Encontramos um lugar um pouco mais tranquilo, pedimos um bocadillo de Parma e queijo, uma taça de Rioja e ficamos lá papeando e ouvindo Fred Mercure, cantando “I was born to love”. Animadas perguntamos à menina que nos servia se conhecia Fred Mercure. Ela fez uma cara de desprezo e disse “acho que quando nasci ele já tinha morrido”. A velhice nos bateu pesado.

Ainda demos uma andada pela Gran Via e fomos dormir.

Bilbao, o antigo e o moderníssimo

Basta um primeiro passeio por Bilbao para a gente já se encantar. Ficamos em um hotel a meio caminho entre a extrema modernidade do Museu Guggenheim e o casco histórico, podendo-se ir a pé de um lado a outro. Como é mais do que sabido, adoro becos, logo naturalmente rumamos na direção do centro antigo. O objetivo do dia era que o passeio nos levasse até o Mercado da Ribeira, onde almoçaríamos.
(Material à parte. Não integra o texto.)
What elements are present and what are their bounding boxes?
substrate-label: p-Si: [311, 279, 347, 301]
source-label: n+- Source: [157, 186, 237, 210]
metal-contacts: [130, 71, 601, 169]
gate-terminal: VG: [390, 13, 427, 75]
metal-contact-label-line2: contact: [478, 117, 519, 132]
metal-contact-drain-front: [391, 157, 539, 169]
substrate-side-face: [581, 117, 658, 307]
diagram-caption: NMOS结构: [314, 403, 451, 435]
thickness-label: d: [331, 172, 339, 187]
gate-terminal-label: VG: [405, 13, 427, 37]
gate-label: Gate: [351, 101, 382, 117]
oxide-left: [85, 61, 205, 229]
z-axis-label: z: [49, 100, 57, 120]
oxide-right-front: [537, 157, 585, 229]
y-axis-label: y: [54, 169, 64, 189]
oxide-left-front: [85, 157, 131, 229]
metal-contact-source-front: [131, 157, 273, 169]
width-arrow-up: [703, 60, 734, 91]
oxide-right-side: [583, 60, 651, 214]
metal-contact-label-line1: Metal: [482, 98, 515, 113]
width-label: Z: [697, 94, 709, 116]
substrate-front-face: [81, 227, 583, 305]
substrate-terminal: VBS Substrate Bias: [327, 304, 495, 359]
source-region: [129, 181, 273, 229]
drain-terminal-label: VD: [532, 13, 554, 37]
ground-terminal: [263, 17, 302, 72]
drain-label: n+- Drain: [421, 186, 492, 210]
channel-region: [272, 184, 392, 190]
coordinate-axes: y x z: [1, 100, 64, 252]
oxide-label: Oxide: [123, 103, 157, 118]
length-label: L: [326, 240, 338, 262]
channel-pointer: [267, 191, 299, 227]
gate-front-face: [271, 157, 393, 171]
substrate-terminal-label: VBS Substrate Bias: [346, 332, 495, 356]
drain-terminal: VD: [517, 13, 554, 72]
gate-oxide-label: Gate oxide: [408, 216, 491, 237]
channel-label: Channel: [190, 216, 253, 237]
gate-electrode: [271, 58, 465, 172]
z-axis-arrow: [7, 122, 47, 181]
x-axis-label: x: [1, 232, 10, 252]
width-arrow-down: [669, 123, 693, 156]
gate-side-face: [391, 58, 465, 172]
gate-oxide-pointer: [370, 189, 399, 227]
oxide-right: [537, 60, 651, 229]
Depois de me munir de um chip de telefone e dados daqui – 10 euros, 3 Gb, no “El Corte Inglês”, numa promoção ótima – seguimos. Bilbao não tem rio, tem ria, um braço de mar que avança terra a dentro, cortando toda a cidade. Como em toda cidade civilizada, as margens da ria são transformadas em um imenso espaço público, com praças, parques para crianças, banheiros públicos, obras de artes. Do outro lado do parque pequenos edifícios lindos nos fez ter inveja de que mora por ali. Com uma temperatura de 11 graus e um sol tímido foi uma delicia caminhar.

Mas aí o inesperado nos fez uma surpresa: uma feira de artesanato aparece no nosso caminho! A Gabon Art. Ó céus! E é daquelas feira em que o próprio artesão está ali, lhe mostrando seu produto, explicando como faz, puxando conversa. Coisas belíssimas, originalíssimas.

 

E já aí aprendemos sobre a flor símbolo basco, a Eguzklore, ou flor do sol, que aparece representada em varias produtos: broches, pendentes, brincos, quadros de madeira. Diz a lenda que a Eguzklore era pendurada na porta de entrada das casas para protegê-las dos maus espíritos. Os espíritos chegavam pra levar as crianças, mas precisavam adivinhar quantas pétalas tinham a flor. Como não sabiam contar, se perdiam e não levavam as crianças. Tem como não levar uma para casa?

Infelizmente (ou felizmente!) a feira fecha para o almoço às 13 hs (volta a abrir às 17) e tivemos que seguir caminho até o Mercado da Ribeira. E aí, é o seguinte: guarde toda a sua fome para se deleitar nesse lugar. Não pense que vai encontrar restaurantes formais, com menus e pratos normais. O lance ali são os pintxos, que são pequenas porções de coisas deliciosas, normalmente servidas sobre uma pequena fatia de pão. Para ter uma ideia, comi uma coisa deliciosa que tinha: a fatia redonda do pão, uma fatia de presunto de Parma, uma rodela generosa de queijo de cabra e uma geleia de cebola e frutos vermelhos! Aí vc pede uma taça de vinho e paga por isso tudo 3 euros, sendo que o vinho é mais barato que uma garrafinha de água. O Mercado tem um monte de lugares, com suas especialidades e o legal é você ir comendo de um e de outro, provando de tudo. Alguns lugares servem porções de paella ou de pizza, mas, vá por mim, esqueça essas coisas corriqueiras, coma pintxos. Muitos. Variados. E beba Rioja ou cervejas artesanais. Programa absolutamente imperdível!

Depois da comilança nos restou bater perna pelos becos da cidade antiga. Infelizmente (ou felizmente) era hora da siesta do comércio e quase tudo estava fechado. Mas deu pra perceber lugares muito interessantes, com o povo bebendo (e fumando!) nas calçadas. Voltaremos.